A. 60 to 90% by weight of a freezing point depressant; 5-20% by weight of hydrophobic porous particles; 5 to 20% by weight of non-deliquescent and non-water-absorbing hydrophilic particles. The low temperature exposed concrete admixture according to claim 1, wherein the freezing point depressant is mainly composed of 1 or 2 selected from potassium acetate and calcium acetate. The low temperature exposure concrete admixture according to claim 1, wherein the freezing point depressant is a mixture of iron acetate 1 or 2 selected from calcium acetate and calcium acetate and iron sulfate hydrate and magnesium salt added thereto. 2. The concrete admixture according to claim 1, wherein the freezing point depressant is a mixture containing calcium acetate as a main component obtained by reacting acetic acid and phosphoric acid with dolomite, and a mixture of a magnesium salt and the like.

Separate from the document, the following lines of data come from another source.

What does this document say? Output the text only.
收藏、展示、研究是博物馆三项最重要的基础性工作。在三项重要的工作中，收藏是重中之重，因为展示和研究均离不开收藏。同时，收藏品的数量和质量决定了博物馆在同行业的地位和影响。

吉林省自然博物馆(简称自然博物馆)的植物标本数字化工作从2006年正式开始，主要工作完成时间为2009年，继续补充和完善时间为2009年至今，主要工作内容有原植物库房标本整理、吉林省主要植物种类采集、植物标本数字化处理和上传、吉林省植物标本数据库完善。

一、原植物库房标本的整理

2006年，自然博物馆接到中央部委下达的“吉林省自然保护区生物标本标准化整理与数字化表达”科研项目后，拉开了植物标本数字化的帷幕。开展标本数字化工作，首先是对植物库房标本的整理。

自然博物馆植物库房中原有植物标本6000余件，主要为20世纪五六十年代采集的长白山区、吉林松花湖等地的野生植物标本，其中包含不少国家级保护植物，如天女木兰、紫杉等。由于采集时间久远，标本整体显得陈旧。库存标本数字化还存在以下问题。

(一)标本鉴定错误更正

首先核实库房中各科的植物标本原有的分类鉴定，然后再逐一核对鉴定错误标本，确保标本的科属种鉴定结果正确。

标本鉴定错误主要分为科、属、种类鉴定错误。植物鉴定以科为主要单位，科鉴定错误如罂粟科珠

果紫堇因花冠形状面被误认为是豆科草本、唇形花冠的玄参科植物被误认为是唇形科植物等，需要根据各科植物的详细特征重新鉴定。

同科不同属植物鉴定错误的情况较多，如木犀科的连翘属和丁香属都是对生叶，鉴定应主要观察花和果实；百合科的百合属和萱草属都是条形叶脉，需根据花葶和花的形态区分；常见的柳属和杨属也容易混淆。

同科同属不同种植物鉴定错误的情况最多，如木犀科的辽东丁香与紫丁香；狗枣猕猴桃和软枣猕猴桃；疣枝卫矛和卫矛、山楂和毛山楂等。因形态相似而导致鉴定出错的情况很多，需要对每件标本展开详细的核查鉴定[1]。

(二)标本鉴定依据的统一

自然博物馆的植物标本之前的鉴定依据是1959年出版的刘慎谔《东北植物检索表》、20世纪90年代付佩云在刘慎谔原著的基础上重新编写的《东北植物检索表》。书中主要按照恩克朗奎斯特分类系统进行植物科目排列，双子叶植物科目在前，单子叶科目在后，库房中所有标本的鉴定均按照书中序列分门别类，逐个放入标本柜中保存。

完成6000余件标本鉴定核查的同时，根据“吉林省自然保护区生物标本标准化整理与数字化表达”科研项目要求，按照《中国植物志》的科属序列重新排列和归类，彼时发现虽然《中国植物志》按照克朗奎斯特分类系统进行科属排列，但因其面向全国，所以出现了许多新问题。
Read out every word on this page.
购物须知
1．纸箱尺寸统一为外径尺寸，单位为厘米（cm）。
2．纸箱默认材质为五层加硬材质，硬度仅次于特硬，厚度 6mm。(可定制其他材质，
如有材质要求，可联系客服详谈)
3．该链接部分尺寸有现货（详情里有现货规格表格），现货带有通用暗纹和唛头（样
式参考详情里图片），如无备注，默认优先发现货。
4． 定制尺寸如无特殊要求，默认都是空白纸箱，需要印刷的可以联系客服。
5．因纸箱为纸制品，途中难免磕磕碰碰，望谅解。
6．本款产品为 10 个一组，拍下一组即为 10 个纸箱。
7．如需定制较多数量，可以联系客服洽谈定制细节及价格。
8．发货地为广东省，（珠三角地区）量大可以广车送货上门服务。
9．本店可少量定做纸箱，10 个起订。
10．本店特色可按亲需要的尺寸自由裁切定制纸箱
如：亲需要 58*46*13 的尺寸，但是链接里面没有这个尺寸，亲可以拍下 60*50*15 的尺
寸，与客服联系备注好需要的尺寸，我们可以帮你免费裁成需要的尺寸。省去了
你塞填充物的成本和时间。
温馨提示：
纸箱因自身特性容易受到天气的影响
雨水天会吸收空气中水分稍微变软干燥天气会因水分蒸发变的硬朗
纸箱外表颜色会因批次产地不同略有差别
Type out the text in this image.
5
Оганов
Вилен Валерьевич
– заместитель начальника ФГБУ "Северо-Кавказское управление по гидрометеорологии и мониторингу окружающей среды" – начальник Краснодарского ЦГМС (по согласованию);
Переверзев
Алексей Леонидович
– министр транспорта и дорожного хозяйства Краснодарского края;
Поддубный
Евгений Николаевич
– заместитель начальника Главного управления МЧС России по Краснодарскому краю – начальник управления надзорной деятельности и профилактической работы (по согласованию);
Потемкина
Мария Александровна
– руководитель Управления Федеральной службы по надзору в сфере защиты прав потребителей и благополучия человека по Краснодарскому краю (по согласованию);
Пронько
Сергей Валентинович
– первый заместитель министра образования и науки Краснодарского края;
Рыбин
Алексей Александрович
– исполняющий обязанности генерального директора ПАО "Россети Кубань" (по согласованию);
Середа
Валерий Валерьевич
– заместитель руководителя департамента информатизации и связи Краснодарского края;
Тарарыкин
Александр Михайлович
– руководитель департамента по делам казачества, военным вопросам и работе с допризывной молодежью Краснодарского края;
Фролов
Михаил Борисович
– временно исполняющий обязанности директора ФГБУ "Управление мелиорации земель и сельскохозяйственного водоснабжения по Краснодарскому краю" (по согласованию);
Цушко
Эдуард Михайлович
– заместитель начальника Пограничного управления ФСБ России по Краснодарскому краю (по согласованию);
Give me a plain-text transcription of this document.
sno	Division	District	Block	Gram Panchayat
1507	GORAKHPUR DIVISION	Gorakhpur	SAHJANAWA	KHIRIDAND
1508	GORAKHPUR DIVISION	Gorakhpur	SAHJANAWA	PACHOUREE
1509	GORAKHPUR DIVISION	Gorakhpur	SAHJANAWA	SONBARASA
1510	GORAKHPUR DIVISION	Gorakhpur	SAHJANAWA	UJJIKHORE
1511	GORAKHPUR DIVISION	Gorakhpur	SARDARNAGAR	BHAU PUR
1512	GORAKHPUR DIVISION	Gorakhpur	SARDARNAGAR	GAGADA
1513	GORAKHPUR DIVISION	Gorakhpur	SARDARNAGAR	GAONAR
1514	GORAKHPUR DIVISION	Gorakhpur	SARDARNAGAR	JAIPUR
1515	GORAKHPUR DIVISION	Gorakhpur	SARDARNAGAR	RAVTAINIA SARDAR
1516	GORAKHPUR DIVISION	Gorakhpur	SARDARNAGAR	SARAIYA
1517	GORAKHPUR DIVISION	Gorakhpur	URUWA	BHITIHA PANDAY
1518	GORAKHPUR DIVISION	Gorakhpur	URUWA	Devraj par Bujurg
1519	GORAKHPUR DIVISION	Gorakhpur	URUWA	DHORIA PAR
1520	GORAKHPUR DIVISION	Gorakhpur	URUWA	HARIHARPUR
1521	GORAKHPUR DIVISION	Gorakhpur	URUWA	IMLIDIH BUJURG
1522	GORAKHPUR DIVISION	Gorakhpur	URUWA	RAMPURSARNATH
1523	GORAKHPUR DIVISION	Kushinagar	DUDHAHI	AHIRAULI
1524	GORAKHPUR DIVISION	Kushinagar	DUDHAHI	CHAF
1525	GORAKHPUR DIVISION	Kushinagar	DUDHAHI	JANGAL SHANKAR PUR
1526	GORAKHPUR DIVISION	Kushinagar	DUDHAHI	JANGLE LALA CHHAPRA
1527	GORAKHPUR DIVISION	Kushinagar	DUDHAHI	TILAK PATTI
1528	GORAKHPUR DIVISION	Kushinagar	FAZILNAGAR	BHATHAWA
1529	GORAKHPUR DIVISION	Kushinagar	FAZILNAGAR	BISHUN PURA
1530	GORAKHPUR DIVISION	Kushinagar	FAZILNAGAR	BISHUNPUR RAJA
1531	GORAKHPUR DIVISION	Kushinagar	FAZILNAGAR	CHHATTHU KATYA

The concrete admixture according to any one of claims 1 to 4 , wherein the hydrophobic porous particles are one or more selected from pearlite, expanded mica, shirasu balloon particles, and expanded polyurethane particles. The low temperature according to any one of claims 1 to 5 , wherein the non-deliquescent, non-water-absorbing hydrophilic particles are one or more selected from lava powder, quartz powder, pumice powder, and foamed glass powder. Admixture for concrete exposed to water. The low temperature exposed concrete admixture according to any one of claims 1 to 6 , which is used in an amount of 1 to 15% by weight based on the solid content of the concrete.